>Yaşlı Arria örnek kadın mı?
>
Sissel – Sancta Maria
Yaşlı Arria’yı Stoa filozoflarından sayanlar var ancak ben bu kanaatte değilim, filozofluk bu kadar kolay ulaşılabilen bir mertebe olmamalı. Olsa olsa ailede görüşlerine sık başvurulan, görmüş geçirmiş bir büyüğün bilgeliğine sahip olduğu için kısaca ‘bilge’ denilebilir, filozofluk fazla gelir.

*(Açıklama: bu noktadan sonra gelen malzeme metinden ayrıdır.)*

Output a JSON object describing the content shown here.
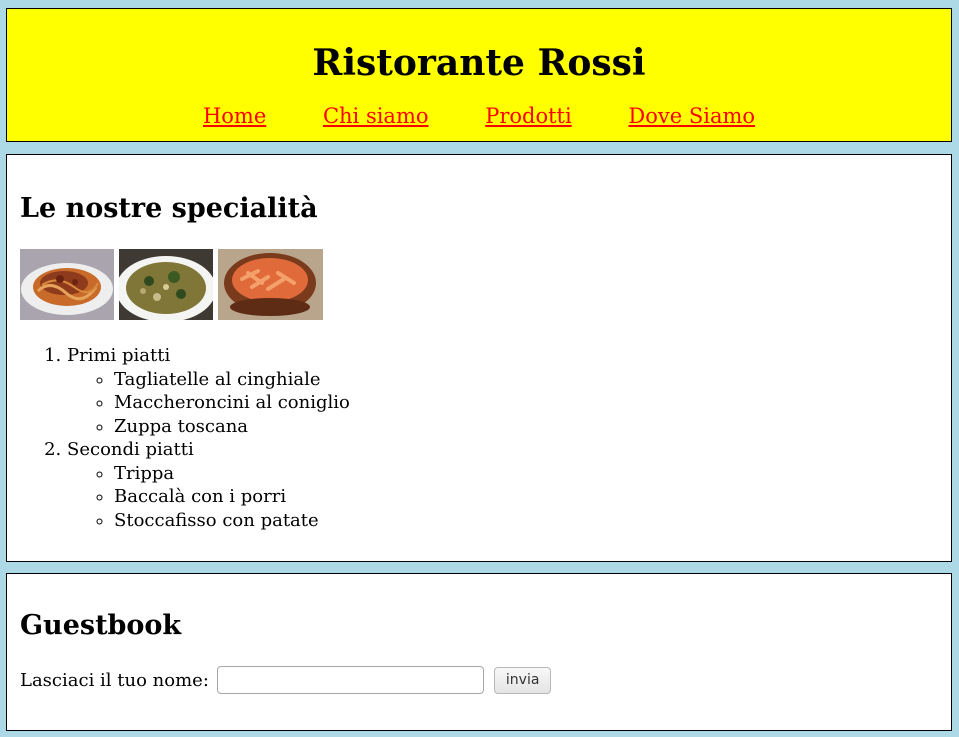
{
  "header": {
    "title": "Ristorante Rossi",
    "nav": [
      {
        "label": "Home"
      },
      {
        "label": "Chi siamo"
      },
      {
        "label": "Prodotti"
      },
      {
        "label": "Dove Siamo"
      }
    ]
  },
  "specialties": {
    "heading": "Le nostre specialità",
    "images": [
      {
        "name": "tagliatelle-photo"
      },
      {
        "name": "zuppa-photo"
      },
      {
        "name": "pasta-bowl-photo"
      }
    ],
    "categories": [
      {
        "label": "Primi piatti",
        "items": [
          "Tagliatelle al cinghiale",
          "Maccheroncini al coniglio",
          "Zuppa toscana"
        ]
      },
      {
        "label": "Secondi piatti",
        "items": [
          "Trippa",
          "Baccalà con i porri",
          "Stoccafisso con patate"
        ]
      }
    ]
  },
  "guestbook": {
    "heading": "Guestbook",
    "name_label": "Lasciaci il tuo nome:",
    "name_value": "",
    "submit_label": "invia"
  },
  "colors": {
    "page_background": "#add8e6",
    "header_background": "#ffff00",
    "link": "#ff0000"
  }
}
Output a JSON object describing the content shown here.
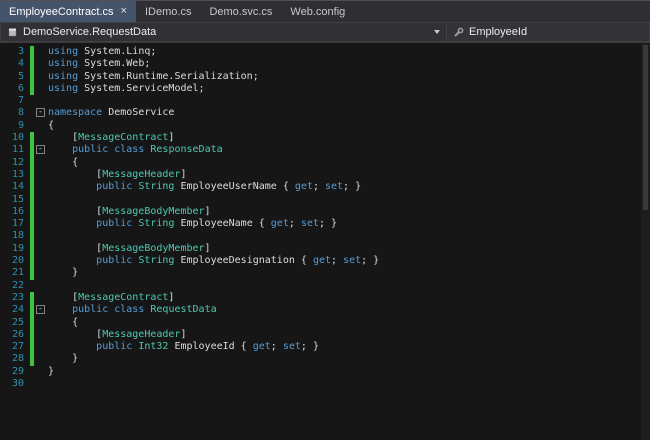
{
  "tab_close_glyph": "×",
  "tabs": [
    {
      "label": "EmployeeContract.cs",
      "active": true
    },
    {
      "label": "IDemo.cs",
      "active": false
    },
    {
      "label": "Demo.svc.cs",
      "active": false
    },
    {
      "label": "Web.config",
      "active": false
    }
  ],
  "navbar": {
    "type_dropdown": "DemoService.RequestData",
    "member_dropdown": "EmployeeId"
  },
  "colors": {
    "keyword": "#569cd6",
    "user_type": "#4ec9b0",
    "attribute": "#4ec9b0",
    "plain_text": "#dcdcdc",
    "line_number": "#2b91af",
    "change_bar_green": "#3fc43f",
    "active_tab_bg": "#44546a",
    "editor_bg": "#161616"
  },
  "editor": {
    "first_line": 3,
    "last_line": 30,
    "lines": [
      {
        "n": 3,
        "g": 1,
        "seg": [
          [
            "kw",
            "using"
          ],
          [
            "pl",
            " System.Linq;"
          ]
        ]
      },
      {
        "n": 4,
        "g": 1,
        "seg": [
          [
            "kw",
            "using"
          ],
          [
            "pl",
            " System.Web;"
          ]
        ]
      },
      {
        "n": 5,
        "g": 1,
        "seg": [
          [
            "kw",
            "using"
          ],
          [
            "pl",
            " System.Runtime.Serialization;"
          ]
        ]
      },
      {
        "n": 6,
        "g": 1,
        "seg": [
          [
            "kw",
            "using"
          ],
          [
            "pl",
            " System.ServiceModel;"
          ]
        ]
      },
      {
        "n": 7,
        "g": 0,
        "seg": []
      },
      {
        "n": 8,
        "g": 0,
        "fold": "-",
        "seg": [
          [
            "kw",
            "namespace"
          ],
          [
            "pl",
            " DemoService"
          ]
        ]
      },
      {
        "n": 9,
        "g": 0,
        "seg": [
          [
            "pl",
            "{"
          ]
        ]
      },
      {
        "n": 10,
        "g": 1,
        "seg": [
          [
            "pl",
            "    ["
          ],
          [
            "at",
            "MessageContract"
          ],
          [
            "pl",
            "]"
          ]
        ]
      },
      {
        "n": 11,
        "g": 1,
        "fold": "-",
        "seg": [
          [
            "pl",
            "    "
          ],
          [
            "kw",
            "public"
          ],
          [
            "pl",
            " "
          ],
          [
            "kw",
            "class"
          ],
          [
            "pl",
            " "
          ],
          [
            "ty",
            "ResponseData"
          ]
        ]
      },
      {
        "n": 12,
        "g": 1,
        "seg": [
          [
            "pl",
            "    {"
          ]
        ]
      },
      {
        "n": 13,
        "g": 1,
        "seg": [
          [
            "pl",
            "        ["
          ],
          [
            "at",
            "MessageHeader"
          ],
          [
            "pl",
            "]"
          ]
        ]
      },
      {
        "n": 14,
        "g": 1,
        "seg": [
          [
            "pl",
            "        "
          ],
          [
            "kw",
            "public"
          ],
          [
            "pl",
            " "
          ],
          [
            "ty",
            "String"
          ],
          [
            "pl",
            " EmployeeUserName { "
          ],
          [
            "kw",
            "get"
          ],
          [
            "pl",
            "; "
          ],
          [
            "kw",
            "set"
          ],
          [
            "pl",
            "; }"
          ]
        ]
      },
      {
        "n": 15,
        "g": 1,
        "seg": []
      },
      {
        "n": 16,
        "g": 1,
        "seg": [
          [
            "pl",
            "        ["
          ],
          [
            "at",
            "MessageBodyMember"
          ],
          [
            "pl",
            "]"
          ]
        ]
      },
      {
        "n": 17,
        "g": 1,
        "seg": [
          [
            "pl",
            "        "
          ],
          [
            "kw",
            "public"
          ],
          [
            "pl",
            " "
          ],
          [
            "ty",
            "String"
          ],
          [
            "pl",
            " EmployeeName { "
          ],
          [
            "kw",
            "get"
          ],
          [
            "pl",
            "; "
          ],
          [
            "kw",
            "set"
          ],
          [
            "pl",
            "; }"
          ]
        ]
      },
      {
        "n": 18,
        "g": 1,
        "seg": []
      },
      {
        "n": 19,
        "g": 1,
        "seg": [
          [
            "pl",
            "        ["
          ],
          [
            "at",
            "MessageBodyMember"
          ],
          [
            "pl",
            "]"
          ]
        ]
      },
      {
        "n": 20,
        "g": 1,
        "seg": [
          [
            "pl",
            "        "
          ],
          [
            "kw",
            "public"
          ],
          [
            "pl",
            " "
          ],
          [
            "ty",
            "String"
          ],
          [
            "pl",
            " EmployeeDesignation { "
          ],
          [
            "kw",
            "get"
          ],
          [
            "pl",
            "; "
          ],
          [
            "kw",
            "set"
          ],
          [
            "pl",
            "; }"
          ]
        ]
      },
      {
        "n": 21,
        "g": 1,
        "seg": [
          [
            "pl",
            "    }"
          ]
        ]
      },
      {
        "n": 22,
        "g": 0,
        "seg": []
      },
      {
        "n": 23,
        "g": 1,
        "seg": [
          [
            "pl",
            "    ["
          ],
          [
            "at",
            "MessageContract"
          ],
          [
            "pl",
            "]"
          ]
        ]
      },
      {
        "n": 24,
        "g": 1,
        "fold": "-",
        "seg": [
          [
            "pl",
            "    "
          ],
          [
            "kw",
            "public"
          ],
          [
            "pl",
            " "
          ],
          [
            "kw",
            "class"
          ],
          [
            "pl",
            " "
          ],
          [
            "ty",
            "RequestData"
          ]
        ]
      },
      {
        "n": 25,
        "g": 1,
        "seg": [
          [
            "pl",
            "    {"
          ]
        ]
      },
      {
        "n": 26,
        "g": 1,
        "seg": [
          [
            "pl",
            "        ["
          ],
          [
            "at",
            "MessageHeader"
          ],
          [
            "pl",
            "]"
          ]
        ]
      },
      {
        "n": 27,
        "g": 1,
        "seg": [
          [
            "pl",
            "        "
          ],
          [
            "kw",
            "public"
          ],
          [
            "pl",
            " "
          ],
          [
            "ty",
            "Int32"
          ],
          [
            "pl",
            " EmployeeId { "
          ],
          [
            "kw",
            "get"
          ],
          [
            "pl",
            "; "
          ],
          [
            "kw",
            "set"
          ],
          [
            "pl",
            "; }"
          ]
        ]
      },
      {
        "n": 28,
        "g": 1,
        "seg": [
          [
            "pl",
            "    }"
          ]
        ]
      },
      {
        "n": 29,
        "g": 0,
        "seg": [
          [
            "pl",
            "}"
          ]
        ]
      },
      {
        "n": 30,
        "g": 0,
        "seg": []
      }
    ]
  }
}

Zaten bu yaşlı kadının (yaşlı olarak doğmamış elbette, tarih sahnesine çıkışı yaşlılığına denk gelir) Stoa filozofluğu da ortaya felsefî bir doktrin koymuş olmasından kaynaklanmıyor; bir mantık, fizik ve etik temelli bir doktrini itelemiş değil, sadece felsefe tarihçileri, ölüme karşı serinkanlılığından ötürü kendisinde Stoa tranquilitas‘ını yani dinginliğini, ferocia‘sını yani cesaretini yapıştırıyorlar, kendisinin de “ben filozofum bana saygı gösterin lan” dediğini sanmıyorum. Yaşadığı dönem imparatorların, kendilerine karşı ergenekon tarzı bir tertibin olabileceği düşüncesiyle sapıttığı (örn. Caligula) ve etrafı jurnallerle donattığı döneme denk düşer. Bu dönemin iç kavgalarından biri bu kadını da bulmuş. Daha doğrusu kocasını bulunca, onu da bulmuş sayılmış. Kocası Paetus Caecina, Illyria’da imparator Claudius’a karşı ayaklanan Scribonianus’un tarafını tutmuş.A ncak tuttuğu adam sağlam pabuç çıkmayınca (yenilmiş basbaya) Paetus da diğer kaybeden taraftakilerle birlikte Roma’ya esir olarak getirilmiş.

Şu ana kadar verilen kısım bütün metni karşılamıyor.